The teens streamed out of the disco and surrounded the Brits while a number of local women ushered Eilis away. She made her way to Dublin but didn't stay long and returned to Belfast and active service. She had just turned eighteen a few days when captured with a comrade, Rita Bateson, retuning from an IRA funeral for three of its volunteers in East Belfast.

She received a ten year sentence which was unlawful for the judge to deliver so he was compelled to call her back to court and reduce her sentence to five. The benefit was negligible because she had to serve the full five as prison management punishment for her putting in the long years of defiance on the prison protest.

She was in Armagh Jail when male prion staff attacked the republican prisoners there in February 1980. This is how Eilis O'Connor at 52 and married with four children, described it:

At that point Shirley D tried to get up the stairs. Two male officers grabbed her and started to beat her up. Una Nellis and Ann Marie Quinn were also grabbed by the male officers and thrown on the ground ... Anne B and Eileen M were the first two to get pulled down to the governor. Men armed with riot shields ran into their cell, trailed them out by the hair and punched them ... one of them gave me a punch in the stomach ... I was lying on the floor where they had thrown me and one of the male officers booted me ... they deliberately puled Rosie's jumper up and her whole breasts were exposed and they trailed her out and down the stairs. Her head was banging off the stairs. They were just dragging her along so her head would hit the stairs.

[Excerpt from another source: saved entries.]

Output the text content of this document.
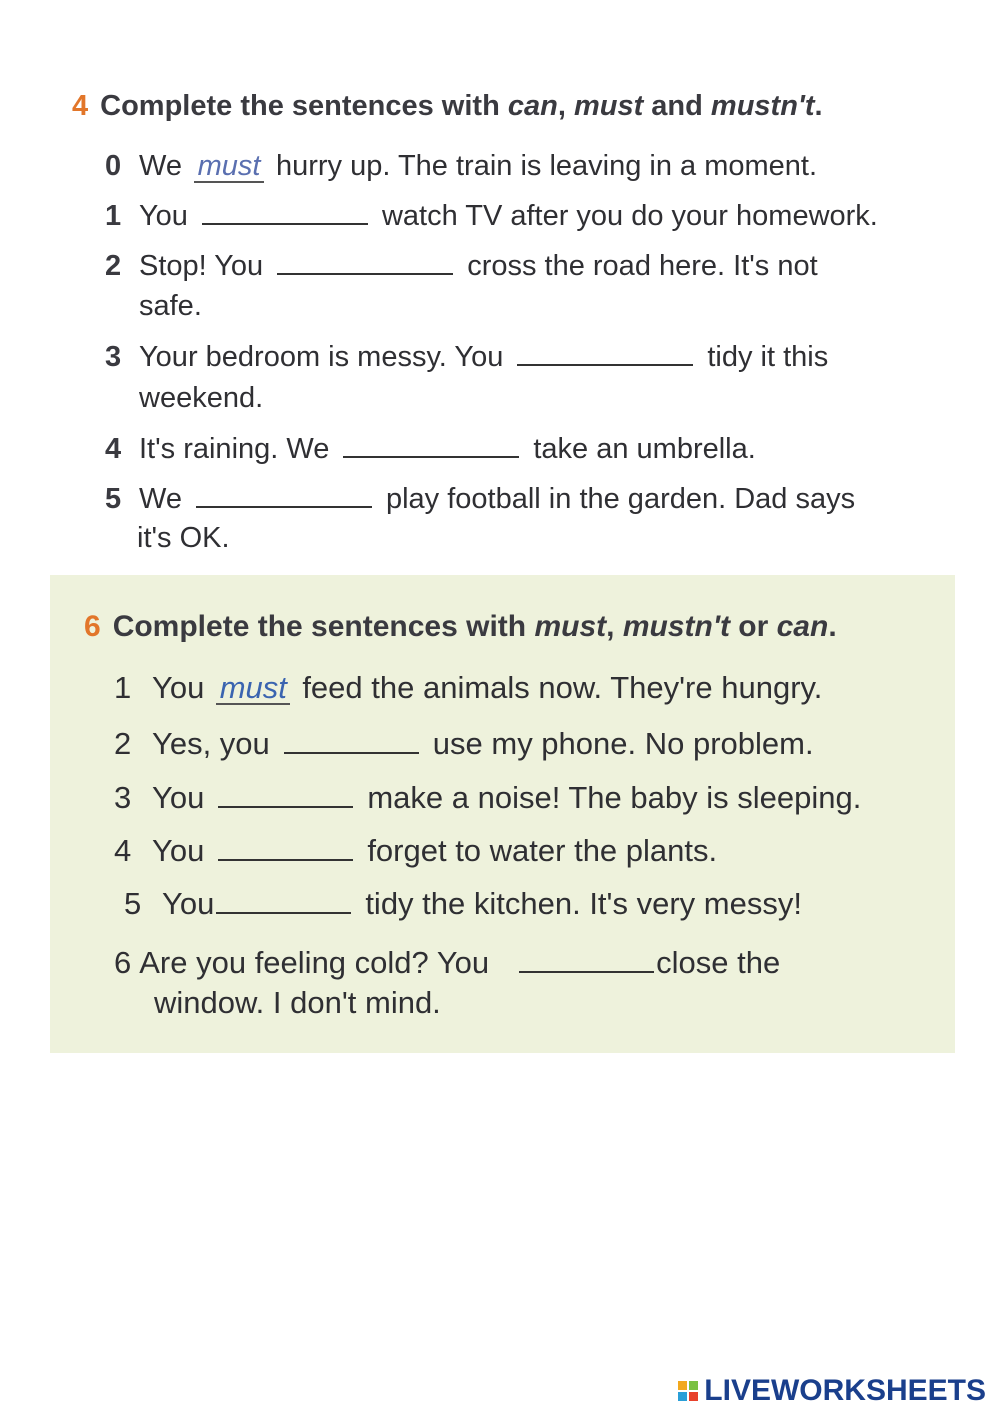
4 Complete the sentences with can, must and mustn't.
0 We must hurry up. The train is leaving in a moment.
1 You	watch TV after you do your homework.
2 Stop! You	cross the road here. It's not
safe.
3 Your bedroom is messy. You	tidy it this
weekend.
4 It's raining. We	take an umbrella.
5 We	play football in the garden. Dad says
it's OK.
6 Complete the sentences with must, mustn't or can.
1 You must feed the animals now. They're hungry.
2 Yes, you	use my phone. No problem.
3 You	make a noise! The baby is sleeping.
4 You	forget to water the plants.
5 You	tidy the kitchen. It's very messy!
6 Are you feeling cold? You	close the
window. I don't mind.
LIVEWORKSHEETS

This was the catalyst to bring the women into the full blown no-wash protest, more arduous for the women than the men given their particular sanitary needs. Eilis again describes it:

Basically what that meant was that if we didn’t work they would keep us locked up ... So we had to use the pos [chamber pots] and when they were full we had to throw them out the spy hole. Then they locked them up so we had to put our excreta on the walls ... they blocked up the doors and the windows so we couldn't throw anything out. We were in total darkness with no sheets. There was nothing at all in the room, only two woolly blankets a pillow and the bible ... we had nothing in the first month. We took our periods and they wouldn't even give us sanitary towels ... there were a lot of beatings going on and strip searching too.

Throughout this arduous protest Eilis and her comrades were led by the resolute Mairead Farrell who was later to be summarily executed by the British in Gibraltar.

Eilis recalled how she had had accompanied her great friend, comrade, Bone denizen and fellow prison protestor, Christine Beattie to the hospital after she had discovered a lump, staying with her until all tests were complete. It was cancer, and Bap, as Christine was fondly known, saw her life draw to a close. First Eilis followed In The Footsteps of Anne and now she has stepped in the footsteps of Christine.

Two remarkable and redoubtable women from the prison protest era who as teenagers and beyond defied the might and violence of the British state.